To begin this review, I must admit that I wasn’t originally going to read this title. I felt like my perception of the title was unfairly skewed by internal biases. I didn’t want to invest in another Bat-title, regardless of whether Batman was a central character or not. I also didn’t really cotton to the premise. It felt like Morning Glories in Gotham on paper. But I changed my mind on the book simply by virtue of the fact that I trust Becky Cloonan. I also really like Karl Kerschl’s artwork, but I’ve ignored books by artists I love before. Essentially, I put my faith in a writer I trust to make magic with the premise. I’m glad I gave the book the chance, because it is truly something special.
I really haven’t found myself as enthralled in a Gotham title not featuring Batman since All Star Western launched back in 2011. With that title going away, this feels like a worthy replacement in my off-the-wall Gotham reading slot. Titles that play with the periphery of Batman’s world can be a hit or miss affair, but talented writers and artists can really make all the difference in the world.
Becky Cloonan and Brenden Fletcher give us a truly wonderful book unlike anything else DC is publishing at the moment. Focusing on a handful of new characters, primarily on two young teenage girls, the book has the distinction of being one of the most diverse books on the market. In a world where the marketplace is expanding and the demand for characters who are anything but boring white males, a book featuring characters like Olive Silverlock and “Maps” Mizoguchi is a refreshing change of pace.

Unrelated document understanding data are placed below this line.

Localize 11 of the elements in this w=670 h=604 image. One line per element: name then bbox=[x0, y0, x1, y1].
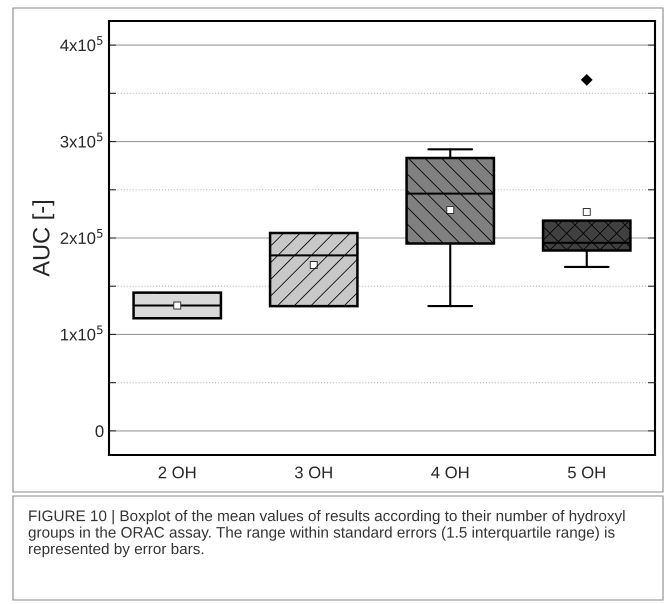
y-tick-label: 2x10$^{5}$ bbox=[60, 229, 103, 244]
y-tick-label: 3x10$^{5}$ bbox=[60, 132, 103, 148]
y-tick-label: 0 bbox=[96, 425, 104, 438]
y-tick-label: 1x10$^{5}$ bbox=[61, 325, 103, 341]
y-axis-title: AUC [-] bbox=[32, 200, 54, 277]
x-tick-label: 3 OH bbox=[294, 466, 332, 478]
x-tick-label: 2 OH bbox=[158, 466, 196, 478]
x-tick-label: 4 OH bbox=[431, 466, 468, 478]
y-tick-label: 4x10$^{5}$ bbox=[60, 36, 103, 52]
caption: FIGURE 10 | Boxplot of the mean values of results according to their number of hydroxyl groups in the ORAC assay. The range within standard errors (1.5 interquartile range) is represented by error bars. bbox=[28, 510, 625, 558]
x-tick-label: 5 OH bbox=[568, 466, 605, 478]
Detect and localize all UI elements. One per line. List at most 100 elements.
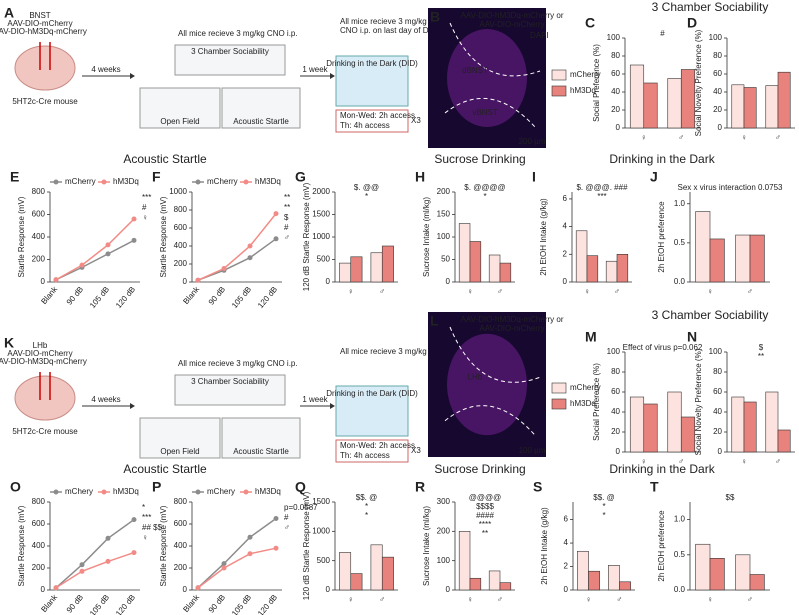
x-tick-label: Blank bbox=[39, 592, 59, 614]
legend-marker bbox=[243, 489, 249, 495]
stain-label: DAPI bbox=[530, 31, 549, 40]
y-tick-label: 50 bbox=[441, 255, 450, 264]
y-tick-label: 100 bbox=[607, 347, 621, 356]
point bbox=[221, 266, 227, 271]
bar bbox=[643, 82, 658, 129]
series-line bbox=[55, 239, 135, 281]
annotation: ♀ bbox=[142, 213, 148, 222]
series-line bbox=[197, 547, 277, 589]
section-title: Drinking in the Dark bbox=[609, 152, 715, 166]
x-tick-label: 105 dB bbox=[88, 593, 111, 615]
annotation: *** bbox=[142, 513, 151, 522]
y-axis-title: 2h EtOH Intake (g/kg) bbox=[539, 198, 548, 276]
series-line bbox=[55, 218, 135, 281]
point bbox=[131, 517, 137, 523]
point bbox=[53, 585, 59, 591]
annotation: ** bbox=[284, 193, 290, 202]
arrow-head bbox=[330, 73, 335, 79]
y-tick-label: 1000 bbox=[169, 187, 187, 196]
y-tick-label: 0 bbox=[564, 585, 569, 594]
bar bbox=[458, 531, 471, 591]
bar bbox=[577, 550, 589, 591]
y-tick-label: 60 bbox=[611, 387, 620, 396]
point bbox=[105, 558, 111, 564]
y-tick-label: 1000 bbox=[312, 526, 330, 535]
legend-marker bbox=[101, 489, 107, 495]
point bbox=[221, 561, 227, 567]
panel-label: T bbox=[650, 479, 659, 495]
y-tick-label: 500 bbox=[317, 556, 331, 565]
panel-label: H bbox=[415, 169, 425, 185]
x-tick-label: ♂ bbox=[497, 287, 503, 296]
point bbox=[247, 255, 253, 261]
x-tick-label: ♂ bbox=[678, 133, 684, 142]
point bbox=[247, 551, 253, 557]
y-axis-title: 2h EtOH preference bbox=[657, 201, 666, 273]
y-tick-label: 2 bbox=[563, 249, 568, 258]
bar bbox=[588, 570, 600, 591]
y-axis-title: Sucrose Intake (ml/kg) bbox=[422, 506, 431, 586]
region: BNST bbox=[29, 11, 50, 20]
y-tick-label: 800 bbox=[32, 187, 46, 196]
virus: AAV-DIO-mCherry bbox=[7, 349, 72, 358]
test-box bbox=[139, 87, 221, 129]
bar bbox=[667, 78, 682, 129]
y-tick-label: 100 bbox=[709, 33, 723, 42]
bar bbox=[735, 234, 751, 283]
y-tick-label: 0 bbox=[41, 277, 46, 286]
bar bbox=[765, 85, 779, 129]
did-cage bbox=[335, 55, 409, 107]
schedule: Mon-Wed: 2h access bbox=[340, 441, 415, 450]
did-note: All mice recieve 3 mg/kg bbox=[340, 17, 427, 26]
y-tick-label: 200 bbox=[174, 259, 188, 268]
annotation: $$. @ bbox=[356, 493, 377, 502]
legend-label: hM3Dq bbox=[255, 487, 281, 496]
bar bbox=[709, 238, 725, 283]
y-tick-label: 80 bbox=[713, 367, 722, 376]
region: LHb bbox=[33, 341, 48, 350]
annotation: ♂ bbox=[284, 523, 290, 532]
legend-label: hM3Dq bbox=[113, 177, 139, 186]
annotation: $. @@@@ bbox=[464, 183, 505, 192]
repeat: X3 bbox=[411, 116, 421, 125]
annotation: *** bbox=[142, 193, 151, 202]
bar bbox=[381, 556, 394, 591]
test: Acoustic Startle bbox=[233, 117, 289, 126]
wait: 4 weeks bbox=[91, 395, 120, 404]
x-tick-label: Blank bbox=[181, 592, 201, 614]
x-tick-label: ♂ bbox=[379, 595, 385, 604]
region-label: dBNST bbox=[462, 66, 488, 75]
section-title: Acoustic Startle bbox=[123, 462, 207, 476]
panel-label: Q bbox=[295, 479, 306, 495]
x-tick-label: ♀ bbox=[707, 595, 713, 604]
y-tick-label: 0.5 bbox=[674, 550, 686, 559]
series-line bbox=[197, 517, 277, 589]
mouse: 5HT2c-Cre mouse bbox=[12, 427, 78, 436]
panel-label: R bbox=[415, 479, 425, 495]
annotation: * bbox=[483, 192, 486, 201]
y-tick-label: 100 bbox=[709, 347, 723, 356]
y-tick-label: 0 bbox=[616, 123, 621, 132]
schedule: Th: 4h access bbox=[340, 121, 390, 130]
y-axis-title: 120 dB Startle Response (mV) bbox=[302, 182, 311, 291]
y-tick-label: 0.0 bbox=[674, 277, 686, 286]
y-axis-title: Sucrose Intake (ml/kg) bbox=[422, 197, 431, 277]
test-box bbox=[139, 417, 221, 459]
panel-label: C bbox=[585, 15, 595, 31]
test-box bbox=[221, 417, 301, 459]
stain-label: AAV-DIO-hM3Dq-mCherry or bbox=[461, 11, 564, 20]
brain bbox=[14, 375, 76, 421]
x-tick-label: 120 dB bbox=[114, 593, 137, 615]
bar bbox=[339, 262, 352, 283]
point bbox=[131, 550, 137, 556]
legend-label: mCherry bbox=[207, 177, 238, 186]
bar bbox=[709, 558, 725, 591]
y-tick-label: 2 bbox=[564, 562, 569, 571]
arrow-head bbox=[330, 403, 335, 409]
x-tick-label: 105 dB bbox=[230, 593, 253, 615]
y-tick-label: 1.0 bbox=[674, 515, 686, 524]
annotation: ♀ bbox=[142, 533, 148, 542]
test-box bbox=[221, 87, 301, 129]
y-tick-label: 4 bbox=[564, 538, 569, 547]
scale-bar: 100 µm bbox=[519, 446, 546, 455]
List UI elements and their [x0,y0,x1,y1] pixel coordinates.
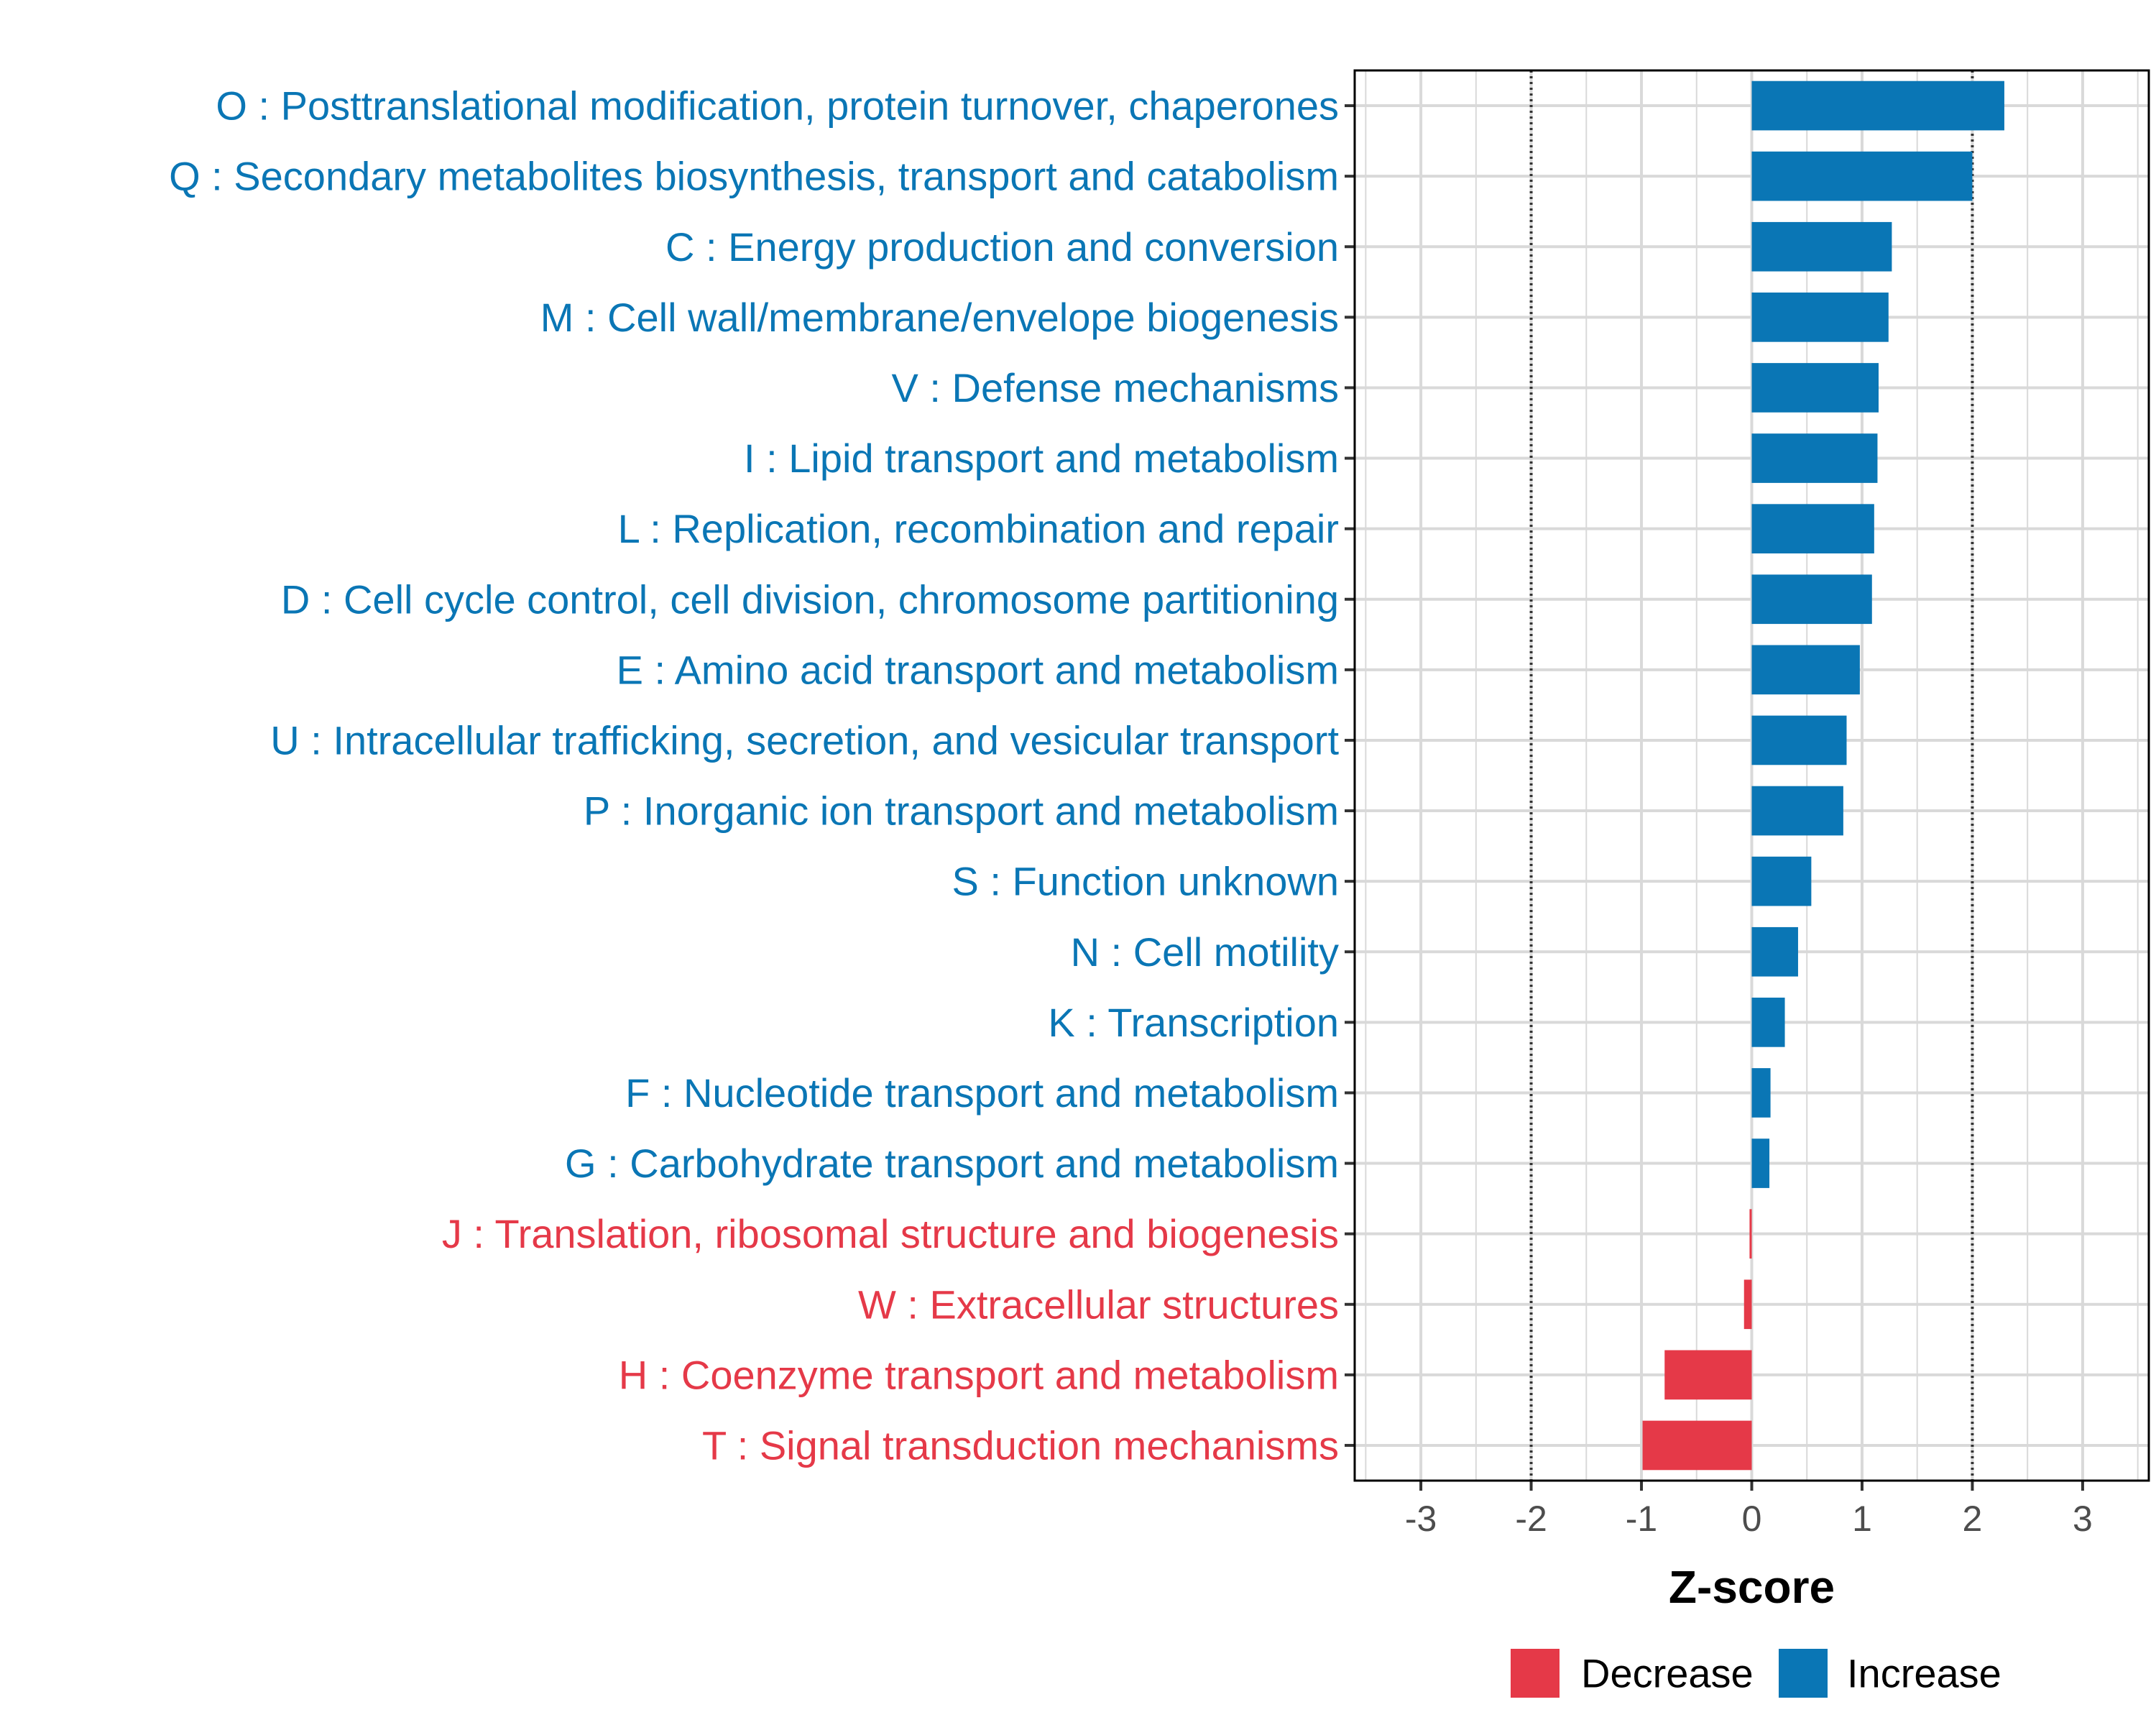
y-axis-ticks [1345,104,1355,1447]
category-labels: O : Posttranslational modification, prot… [169,83,1339,1468]
x-tick-label: -3 [1405,1499,1437,1539]
category-label-j: J : Translation, ribosomal structure and… [442,1211,1339,1256]
category-label-g: G : Carbohydrate transport and metabolis… [565,1141,1339,1186]
x-tick-label: -2 [1515,1499,1547,1539]
x-tick-label: -1 [1626,1499,1657,1539]
category-label-n: N : Cell motility [1071,929,1339,975]
category-label-u: U : Intracellular trafficking, secretion… [270,717,1339,763]
category-label-o: O : Posttranslational modification, prot… [216,83,1339,129]
category-label-f: F : Nucleotide transport and metabolism [625,1070,1339,1116]
x-tick-label: 1 [1852,1499,1872,1539]
bar-e [1751,645,1860,695]
legend: Decrease Increase [1511,1649,2001,1698]
category-label-c: C : Energy production and conversion [665,224,1339,270]
bar-layer [1642,80,2004,1471]
bar-f [1751,1068,1771,1118]
category-label-k: K : Transcription [1048,1000,1339,1045]
legend-label-decrease: Decrease [1581,1651,1754,1696]
legend-key-increase [1779,1649,1828,1698]
bar-o [1751,80,2004,131]
bar-n [1751,926,1798,977]
bar-i [1751,433,1878,483]
category-label-d: D : Cell cycle control, cell division, c… [281,576,1339,622]
bar-h [1664,1350,1752,1400]
legend-key-decrease [1511,1649,1560,1698]
category-label-h: H : Coenzyme transport and metabolism [619,1352,1339,1397]
bar-c [1751,221,1892,272]
x-axis-title: Z-score [1669,1561,1835,1613]
bar-t [1642,1420,1752,1471]
category-label-w: W : Extracellular structures [858,1282,1339,1327]
x-axis-ticks: -3 -2 -1 0 1 2 3 [1405,1481,2093,1539]
bar-s [1751,856,1812,906]
category-label-m: M : Cell wall/membrane/envelope biogenes… [540,295,1339,340]
category-label-p: P : Inorganic ion transport and metaboli… [584,788,1339,834]
bar-u [1751,715,1847,765]
bar-l [1751,504,1874,553]
x-tick-label: 3 [2073,1499,2093,1539]
category-label-e: E : Amino acid transport and metabolism [617,647,1339,692]
bar-m [1751,293,1889,342]
bar-k [1751,998,1785,1047]
category-label-i: I : Lipid transport and metabolism [744,436,1339,481]
category-label-t: T : Signal transduction mechanisms [702,1422,1339,1468]
bar-q [1751,151,1973,201]
x-tick-label: 0 [1742,1499,1762,1539]
legend-label-increase: Increase [1847,1651,2001,1696]
bar-d [1751,574,1872,625]
bar-w [1743,1279,1752,1330]
category-label-l: L : Replication, recombination and repai… [618,506,1339,551]
bar-j [1749,1209,1752,1259]
bar-v [1751,363,1879,413]
category-label-v: V : Defense mechanisms [892,365,1339,410]
category-label-q: Q : Secondary metabolites biosynthesis, … [169,154,1339,199]
bar-g [1751,1138,1770,1188]
x-tick-label: 2 [1963,1499,1983,1539]
bar-p [1751,786,1843,836]
plot-panel-border [1353,69,2150,1482]
category-label-s: S : Function unknown [952,859,1339,904]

It is also appreciated that while Cloonan and Fletcher do establish that there is certainly mystery afoot, and the story arc they’ll be unspooling is certainly going to be interesting, the first issue is mainly focused on letting us get to know our protagonists as characters and really flesh them out. The reader is treated to a slow burn of a character study on these two young girls, letting us really get a feel for their personalities so that by the time we understand that things are truly not as they seem at Gotham Academy, we like these characters enough and are invested in them in such a way that the narrative carries a substantive amount of weight. Much like the family drama that drove the majority of Ms. Marvel earlier this year, Olive’s personal troubles and Maps’ enthusiasm for her life at a new school give us a lens through which we can view the stories that Cloonan and Fletcher want to tell.
It may not be everyone’s cup of tea, but I feel like those willing to overlook their own hesitance to try the book, like myself, will find something to enjoy here. Truly a spectacular debut issue and quite possibly my favorite new DC launch in years.